Martyr!

Author: Akbar, Kaveh
Tags: edifying
Timeline: between and Tue Mar 11 2025 00:00:00 GMT+0000 (Coordinated Universal Time)
Cyrus Shams is a 20-something insomniac, recovering alcoholic/substance abuser, two years sober. He is also a wannabe poet and is obsessed with being a “martyr” as he would describe martyrdom in the sense that Socrates, Abraham Lincoln and Alexei Navalny were martyrs, that is to say he wants to have a meaningful death. He comes by his mental landscape with definite psychological plausibility as he is the son of a functioning alcoholic Iranian-immigrant father who died only two-months after Cyrus left for college (as if he was just waiting for that event) and a mother who (he has always been told) died in 1986 while Cyrus was still a baby, when she was a passenger on Iran Air flight 655 which was infamously shotdown by the USS Vincennes. The stories of his father and mother are interleaved in flashbacks throughout the book. Having graduated college (on the 6-year plan) and in spite of Cyrus’ stated obsessions and ambitions he is mainly just drifting through life: his main “job” is to roleplay dying patients at an Indiana teaching hospital and he supplements that steady small income with various dubious side hustles. His latest project is to write a poetry book about martyrs (which he sees as a step towards his ultimate, but unfocused goal of martyrdom). One day his closest friend (and sometime lover) reads about a museum exhibit (“Death Speaking”) in New York City where a well-known Iranian artist with terminal cancer lives in the museum and where each day she gives freeform interviews to whomever lines up to speak with her. It doesn’t take much convincing for Cyrus to agree that meeting the dying artist seems like its just too perfect an opportunity for him get out of drift-mode, to act on his aspirations. I’ll stop there. The book is touching, sad, funny and poetic in equal measure.

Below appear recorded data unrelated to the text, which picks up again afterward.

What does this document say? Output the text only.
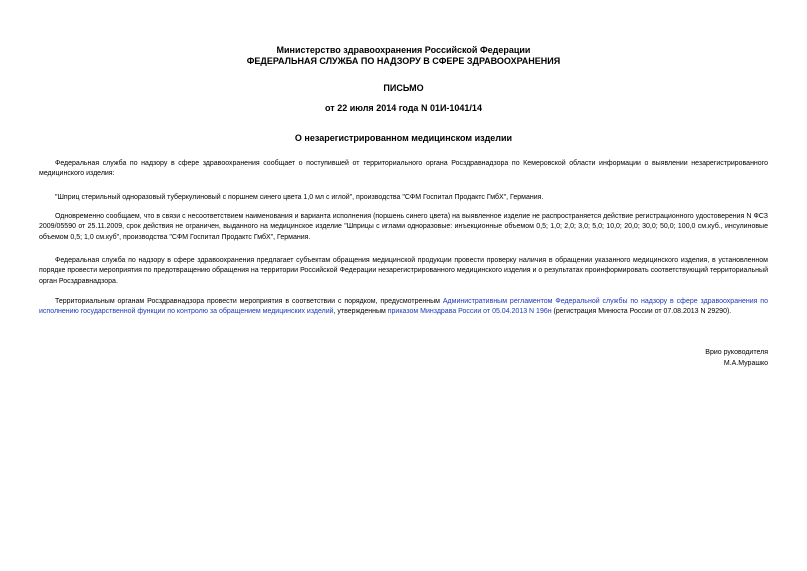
Министерство здравоохранения Российской Федерации
ФЕДЕРАЛЬНАЯ СЛУЖБА ПО НАДЗОРУ В СФЕРЕ ЗДРАВООХРАНЕНИЯ
ПИСЬМО
от 22 июля 2014 года N 01И-1041/14
О незарегистрированном медицинском изделии

Федеральная служба по надзору в сфере здравоохранения сообщает о поступившей от территориального органа Росздравнадзора по Кемеровской области информации о выявлении незарегистрированного медицинского изделия:

"Шприц стерильный одноразовый туберкулиновый с поршнем синего цвета 1,0 мл с иглой", производства "СФМ Госпитал Продактс ГмбХ", Германия.

Одновременно сообщаем, что в связи с несоответствием наименования и варианта исполнения (поршень синего цвета) на выявленное изделие не распространяется действие регистрационного удостоверения N ФСЗ 2009/05590 от 25.11.2009, срок действия не ограничен, выданного на медицинское изделие "Шприцы с иглами одноразовые: инъекционные объемом 0,5; 1,0; 2,0; 3,0; 5,0; 10,0; 20,0; 30,0; 50,0; 100,0 см.куб., инсулиновые объемом 0,5; 1,0 см.куб", производства "СФМ Госпитал Продактс ГмбХ", Германия.

Федеральная служба по надзору в сфере здравоохранения предлагает субъектам обращения медицинской продукции провести проверку наличия в обращении указанного медицинского изделия, в установленном порядке провести мероприятия по предотвращению обращения на территории Российской Федерации незарегистрированного медицинского изделия и о результатах проинформировать соответствующий территориальный орган Росздравнадзора.

Территориальным органам Росздравнадзора провести мероприятия в соответствии с порядком, предусмотренным Административным регламентом Федеральной службы по надзору в сфере здравоохранения по исполнению государственной функции по контролю за обращением медицинских изделий, утвержденным приказом Минздрава России от 05.04.2013 N 196н (регистрация Минюста России от 07.08.2013 N 29290).

Врио руководителя
М.А.Мурашко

“How did you discover this?” I whispered to Leila, sitting down with my back to the lake, kicking my feet out to hang into the giraffes’ enclosure. Leila shrugged mysteriously, smiling at my side. We sat there in silence for five minutes, ten, watching the giraffes do basically nothing, just stand there and chew sadly, I never thought about how sad something could look chewing.”
Spoilers
Cyrus is a selfcentered jerk. The dying artist, Orkideh, is in fact, his mother who did not die in 1986 but did escape Iran. (She lent (swapped) her passport to her lesbian lover so her lover could escape from Iran. Then she semi-sponaneously used her lover’s passport to leave by train. All the women took their document photos wearing the chador and so mostly looked alike in passports.) Yeah this is kinda contrived but the book’s other positive aspects outweigh this.